Knowing when to trust machine-learned interatomic potentials

arXiv cs.LG / 5/4/2026

📰 NewsIdeas & Deep AnalysisModels & Research

Key Points

  • The paper argues that current MLIP uncertainty quantification methods based on ensembles scale poorly for foundation-scale models and that ensemble disagreement is only weakly correlated with true per-molecule prediction error.
  • It proposes PROBE (Post-hoc Reliability frOm Backbone Embeddings), which turns uncertainty estimation into a post-hoc selective classification problem using a compact classifier on frozen per-atom representations from a pretrained MLIP.
  • PROBE outputs a per-prediction reliability probability that monotonically tracks actual prediction error without changing the underlying MLIP.
  • Evaluations on large held-out sets across two structurally different MLIP architectures show PROBE outperforms ensemble disagreement as a binary reliability signal, with stronger performance as the backbone representation becomes more expressive.
  • The approach is post-hoc, architecture-agnostic, directly deployable on any MLIP exposing per-atom representations, and it can produce chemically interpretable per-atom importance maps via multi-head self-attention at no additional compute cost.

Abstract

Prevailing machine-learned interatomic potential (MLIP) uncertainty-quantification methods rely on ensembles of independently trained backbones. These methods scale unfavorably with foundation-scale MLIPs, and their member-disagreement signals correlate weakly with per-molecule prediction error. Here we probe the frozen per-atom representations of a pretrained MLIP with a compact discriminative classifier, recasting MLIP uncertainty quantification as selective classification rather than error regression. The resulting method, PROBE (Post-hoc Reliability frOm Backbone Embeddings), produces a per-prediction reliability probability that monotonically tracks actual error without modification to the underlying model.

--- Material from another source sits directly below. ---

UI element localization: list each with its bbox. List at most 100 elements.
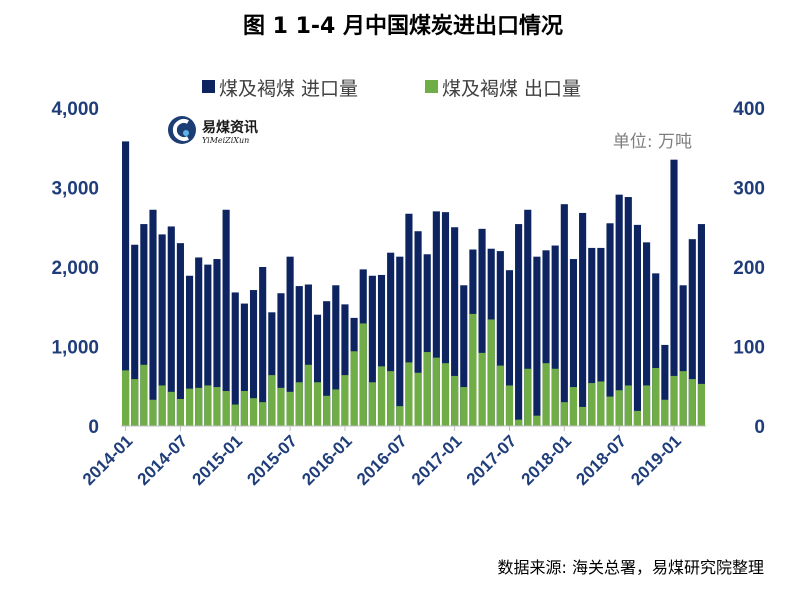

Across large held-out evaluation sets and two structurally distinct MLIP architectures, PROBE outperforms ensemble disagreement as a binary reliability signal, which strengthens with the expressiveness of the backbone representation, implying a favorable scaling trajectory toward foundation-scale MLIPs. Multi-head self-attention additionally yields per-atom importance maps, providing chemically interpretable diagnostics at no additional computational cost. PROBE is post-hoc and architecture-agnostic, and is directly deployable on any MLIP that exposes per-atom representations.